Gramsci'nin Yağcı aracılığıyla Obama'ya ilettiği mesajdan sonra dünyada açılan yeni döneme İsviçreli bilim insanları tarafından "Müzakereci Demokrasi dönemi" (MDD- haydaaa!) denmiş.

Diyalektik üfürizme göre MDD şöyle tarif ediliyor:

" Bu yeni tip müzakereci demokraside, "Benim düşüncem bu. Senin düşüncen bu. Gel oturup müzakere edelim" deniyor ve değişim iki tarafın rızasına dayalı olarak gerçekleşiyor."

Yağcı Nabi söylemeyi unutmuş. Biz ekleyelim. Müzakere için oturulan masada Michelle Obama'nın yaptığı sıcak kurabiyeler ve ballı süt bulunuyor. Fonda ise Lennon'ın Imagine'ı çalıyor. Müzakereleri de zaten Türk filmlerinden tanıdığımız kimsenin hakkını kimseye yedirmeyen Yaşar Usta yönetiyor.

MDD'nin sonuçları ne olacak peki?

MDD kolay iş değil. Başta şu doymak bilmez silah ve petrol tekellerin çanına ot tıkamak gerekiyor! Ama kurabiye ile. Gramsci yazıyor, yalan olacak değil herhalde.

"Obama başarılı olursa, yani Amerika'daki silah ve petrol tekellerinin direnişini kırabilirse, o zaman dünyada farklı dinler ve farklı etnik kökenler arasında bir dünya barışı olabilir. Bu gelişme, kapitalizmin gelişmesinin önünü açacaktır. Eğer Afrika'da kavgalar durursa sermaye oraya daha hızlı akacaktır ve onlar da zenginlikten pay almaya başlayacaktır. Afrika'ya da kapitalizmle birlikte modernizm gelecektir."

Neyse belki yeterince gelişirse kapitalizm oradaki "zencilerin" derileri de "uygar beyaz adamınki" gibi olur.

Bu sömürgecilik değil miydi?

Kapitalizm daha ne kadar gelişecek?

Afrika nereden çıktı bir anda?

Bu zenginlikten payını kim almış da "onlar da" alacak?

Bunlar şimdilik yanıtlanması gerekmeyen ufak sorular... Üfürizm teorik boyutta geliştikçe bunlar da yanıtlanacaktır.

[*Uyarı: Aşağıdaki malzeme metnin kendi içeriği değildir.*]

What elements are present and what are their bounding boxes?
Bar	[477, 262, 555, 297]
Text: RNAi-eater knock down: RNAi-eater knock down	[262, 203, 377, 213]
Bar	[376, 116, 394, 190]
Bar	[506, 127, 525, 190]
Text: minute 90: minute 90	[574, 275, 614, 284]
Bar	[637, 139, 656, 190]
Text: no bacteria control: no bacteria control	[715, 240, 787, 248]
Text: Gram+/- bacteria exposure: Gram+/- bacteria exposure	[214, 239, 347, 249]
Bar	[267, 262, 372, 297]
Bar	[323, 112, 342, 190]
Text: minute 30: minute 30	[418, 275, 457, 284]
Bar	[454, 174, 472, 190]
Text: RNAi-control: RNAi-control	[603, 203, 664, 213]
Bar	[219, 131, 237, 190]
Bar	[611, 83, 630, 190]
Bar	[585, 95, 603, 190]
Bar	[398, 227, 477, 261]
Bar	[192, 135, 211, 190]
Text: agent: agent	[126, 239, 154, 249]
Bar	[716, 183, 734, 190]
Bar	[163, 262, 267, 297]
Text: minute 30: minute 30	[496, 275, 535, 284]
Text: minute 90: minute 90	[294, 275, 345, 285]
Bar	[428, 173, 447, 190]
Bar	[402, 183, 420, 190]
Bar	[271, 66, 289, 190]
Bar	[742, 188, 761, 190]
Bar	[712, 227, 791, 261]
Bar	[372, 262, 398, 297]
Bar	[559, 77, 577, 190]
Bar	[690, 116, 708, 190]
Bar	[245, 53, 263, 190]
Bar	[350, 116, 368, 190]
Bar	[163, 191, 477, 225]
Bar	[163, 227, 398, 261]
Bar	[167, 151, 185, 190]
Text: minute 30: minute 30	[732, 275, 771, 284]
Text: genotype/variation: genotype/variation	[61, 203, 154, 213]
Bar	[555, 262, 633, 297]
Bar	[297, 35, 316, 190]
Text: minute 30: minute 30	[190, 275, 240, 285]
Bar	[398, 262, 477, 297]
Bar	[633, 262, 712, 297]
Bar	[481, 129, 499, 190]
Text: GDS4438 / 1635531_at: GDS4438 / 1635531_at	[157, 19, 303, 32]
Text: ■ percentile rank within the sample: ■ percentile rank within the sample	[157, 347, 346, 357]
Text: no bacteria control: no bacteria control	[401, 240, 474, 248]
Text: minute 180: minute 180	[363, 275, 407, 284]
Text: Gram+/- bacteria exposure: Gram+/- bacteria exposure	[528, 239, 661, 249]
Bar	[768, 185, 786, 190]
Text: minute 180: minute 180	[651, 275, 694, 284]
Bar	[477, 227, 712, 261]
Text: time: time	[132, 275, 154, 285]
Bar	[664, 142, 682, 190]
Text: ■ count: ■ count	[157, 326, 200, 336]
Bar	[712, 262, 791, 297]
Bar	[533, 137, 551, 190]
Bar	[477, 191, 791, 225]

Bir diğer bomba daha geliyor Haydar Haydar Yağcı Nabi'den:

"Sermaye bugün devlete de savaşa da artık ihtiyaç duymuyor. Aksine sermaye, savaşın olduğu yerden kaçıyor."

Tez zamanda Nabiciğimin bu "sermaye artık devlete ihtiyaç duymuyor" tezini iktisatçılara anlatması gerekiyor. Yazık bu saflar devletin kapısında kuyruk olmuş durumdalar zira.

Bir de bu silah ve petrol tekellerinden bahsetmiştin ya onlar ne oldu Nabi Abi?

Onlar sermaye değil mi?

Sonuç itibariyle dünya krizi, diyalektik üfüryalizm vs. derken Yağcı uluslararası konjoktürde meydana gelen değişiklikleri iki cümle ile şu şekilde özetliyor:

"Güleryüzlü kapitalizm başlayacak. İhtiyatlı olmak lazım."

Düşündüğümüzden fazla güldürecek sanırım!

NOT: Diyalektik üfüryalizm tahlillerimize Pazar günü devam edeceğiz...

(*)Önce de söyledim, Gramsci'nin dediklerini ve demediklerini Yağcı'yla tartışacak, onun Gramsci'nin hangi yazdığında bu söylediklerini okuduğunu soracak değilim. Şaplak müptelası bir beyinden bahsediyoruz.